The liquidation of assets is well underway at hhgregg and the chain expects to shut its doors for good by June. But in death hhgregg may give life to other CE and appliance retailers as it relinquishes over $1 billion of market share.
Fire sales will be conducted by Tiger Capital and Great American, and the 62-year-old appliance, CE and furniture chain will join a long line of electronics specialty retailers that dreamed big but ultimately overreached.
In an email to employees obtained by the Indianapolis Business Journal, CEO Bob Riesbeck said discussions were held with more than 50 private equity firms, strategic buyers and other investors.
“Unfortunately,” he wrote, “we were not successful in our plan to secure a viable buyer of the business on a going-concern basis within the expedited timeline set by our creditors.”
Some 5,000 employees will lose their jobs as a consequence.
The company filed for Chapter 11 protection last month with a prearranged bankruptcy sale on the table following 13 consecutive quarterly losses.

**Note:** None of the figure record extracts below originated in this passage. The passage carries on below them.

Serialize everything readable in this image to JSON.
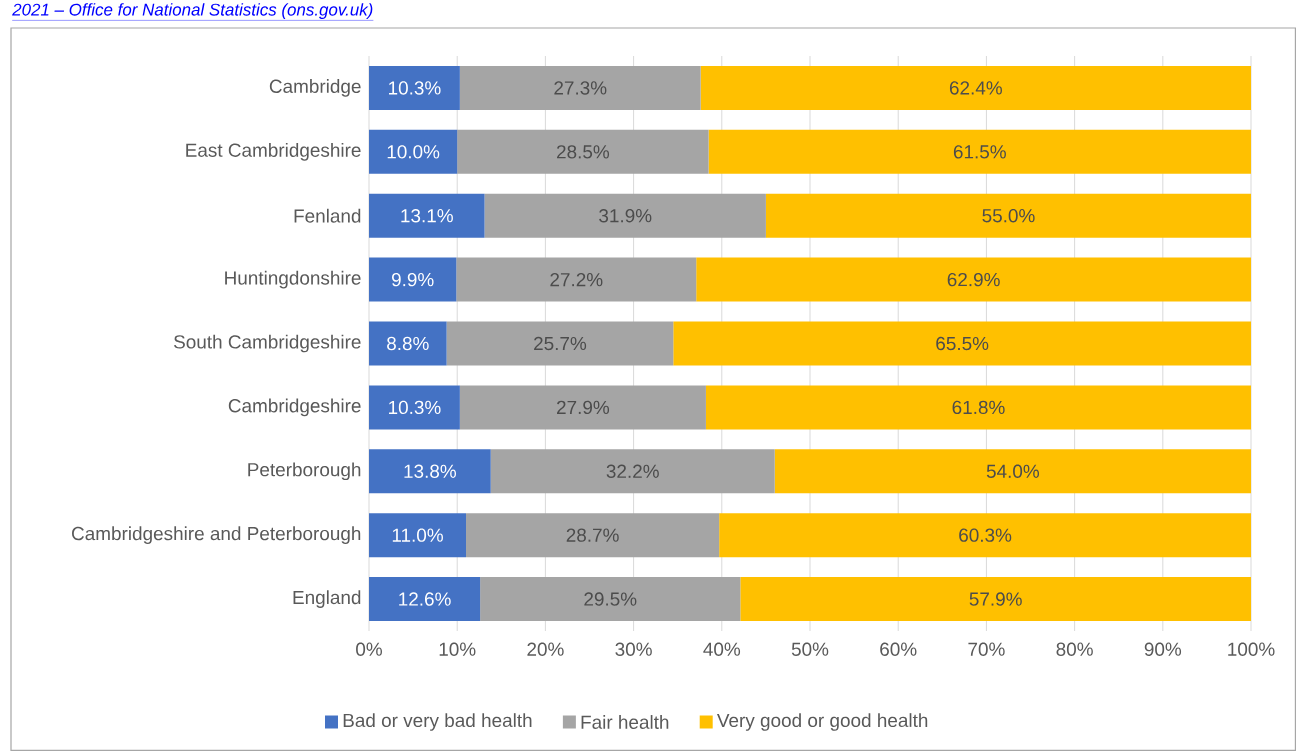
{
  "chart_data": {
    "type": "bar",
    "orientation": "horizontal",
    "stacked": true,
    "categories": [
      "Cambridge",
      "East Cambridgeshire",
      "Fenland",
      "Huntingdonshire",
      "South Cambridgeshire",
      "Cambridgeshire",
      "Peterborough",
      "Cambridgeshire and Peterborough",
      "England"
    ],
    "series": [
      {
        "name": "Bad or very bad health",
        "color": "#4472c4",
        "values": [
          10.3,
          10.0,
          13.1,
          9.9,
          8.8,
          10.3,
          13.8,
          11.0,
          12.6
        ],
        "value_labels": [
          "10.3%",
          "10.0%",
          "13.1%",
          "9.9%",
          "8.8%",
          "10.3%",
          "13.8%",
          "11.0%",
          "12.6%"
        ]
      },
      {
        "name": "Fair health",
        "color": "#a5a5a5",
        "values": [
          27.3,
          28.5,
          31.9,
          27.2,
          25.7,
          27.9,
          32.2,
          28.7,
          29.5
        ],
        "value_labels": [
          "27.3%",
          "28.5%",
          "31.9%",
          "27.2%",
          "25.7%",
          "27.9%",
          "32.2%",
          "28.7%",
          "29.5%"
        ]
      },
      {
        "name": "Very good or good health",
        "color": "#ffc000",
        "values": [
          62.4,
          61.5,
          55.0,
          62.9,
          65.5,
          61.8,
          54.0,
          60.3,
          57.9
        ],
        "value_labels": [
          "62.4%",
          "61.5%",
          "55.0%",
          "62.9%",
          "65.5%",
          "61.8%",
          "54.0%",
          "60.3%",
          "57.9%"
        ]
      }
    ],
    "xlim": [
      0,
      100
    ],
    "xticks": [
      {
        "value": 0,
        "label": "0%"
      },
      {
        "value": 10,
        "label": "10%"
      },
      {
        "value": 20,
        "label": "20%"
      },
      {
        "value": 30,
        "label": "30%"
      },
      {
        "value": 40,
        "label": "40%"
      },
      {
        "value": 50,
        "label": "50%"
      },
      {
        "value": 60,
        "label": "60%"
      },
      {
        "value": 70,
        "label": "70%"
      },
      {
        "value": 80,
        "label": "80%"
      },
      {
        "value": 90,
        "label": "90%"
      },
      {
        "value": 100,
        "label": "100%"
      }
    ],
    "grid": "x",
    "legend": "bottom",
    "annotations": [
      "2021 – Office for National Statistics (ons.gov.uk)"
    ]
  }
}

But the deal fell through when the stalking horse bidder, believed to be an affiliate of its ad agency, Zimmerman Advertising, reportedly backed out after a $6 million payout was blocked by Haier.

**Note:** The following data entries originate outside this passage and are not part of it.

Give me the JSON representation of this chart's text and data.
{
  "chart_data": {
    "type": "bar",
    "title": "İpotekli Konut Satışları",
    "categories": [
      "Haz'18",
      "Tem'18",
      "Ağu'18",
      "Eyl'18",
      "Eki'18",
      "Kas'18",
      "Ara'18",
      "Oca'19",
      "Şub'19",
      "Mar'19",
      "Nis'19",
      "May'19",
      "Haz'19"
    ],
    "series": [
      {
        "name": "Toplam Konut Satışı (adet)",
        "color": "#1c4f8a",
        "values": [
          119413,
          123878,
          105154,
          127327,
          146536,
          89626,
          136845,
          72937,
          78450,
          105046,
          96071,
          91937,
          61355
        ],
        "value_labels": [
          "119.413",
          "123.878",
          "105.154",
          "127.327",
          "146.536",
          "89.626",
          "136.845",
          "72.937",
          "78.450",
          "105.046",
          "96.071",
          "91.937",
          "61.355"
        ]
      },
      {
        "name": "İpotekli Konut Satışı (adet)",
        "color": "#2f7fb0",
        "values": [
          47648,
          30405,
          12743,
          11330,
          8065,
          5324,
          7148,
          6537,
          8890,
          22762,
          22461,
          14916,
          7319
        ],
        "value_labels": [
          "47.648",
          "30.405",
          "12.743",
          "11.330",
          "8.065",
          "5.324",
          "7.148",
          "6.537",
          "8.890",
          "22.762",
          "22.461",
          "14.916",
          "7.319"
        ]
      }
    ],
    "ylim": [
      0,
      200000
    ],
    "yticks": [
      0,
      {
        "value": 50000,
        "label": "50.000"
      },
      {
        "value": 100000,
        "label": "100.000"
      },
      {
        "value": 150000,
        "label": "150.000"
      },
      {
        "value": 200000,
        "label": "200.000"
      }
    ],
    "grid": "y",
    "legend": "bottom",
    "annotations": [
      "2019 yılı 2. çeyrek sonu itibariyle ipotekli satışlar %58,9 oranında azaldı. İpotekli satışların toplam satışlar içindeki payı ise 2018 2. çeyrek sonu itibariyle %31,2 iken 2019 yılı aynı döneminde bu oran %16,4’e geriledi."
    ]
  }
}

The retailer was founded on April 15, 1955, by Henry Harold Gregg and his wife Fansy in an 800-square-foot appliance showroom and office in Indianapolis.

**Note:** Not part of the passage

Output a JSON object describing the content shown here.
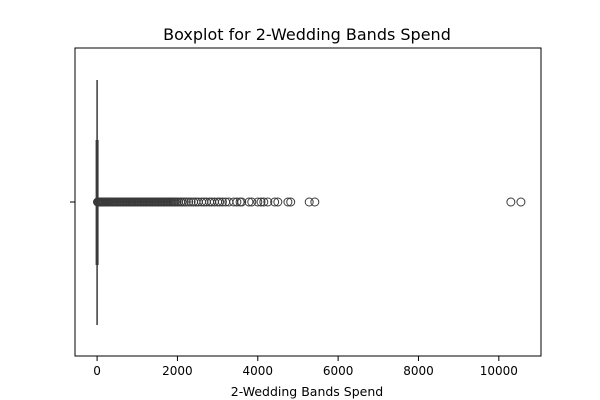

Its undoing can be traced to the untimely death of Henry’s grandson Jerry Throgmartin, a beloved leader who launched an aggressive multiregional expansion in pursuit of national status.
Fueled by a public offering and chief investor Freeman Spogli & Co., a private equity firm, the Indianapolis business grew from 18 to 220 stores across 19 states over the course of two decades.
But the plan was upended by an unfortunate confluence of events, including Throgmartin’s passing; e-commerce competition; the recession; and industrywide disruptions within the company’s bread-and-butter TV business.
The multiregional buildout stretched the company’s management resources under Throgmartin’s lieutenant, Dennis May, which led to a succession of leadership teams and unsuccessful forays into furniture, exercise equipment and other ancillary categories.
The end of the road comes as industry icons RadioShack and Sears face uncertain futures.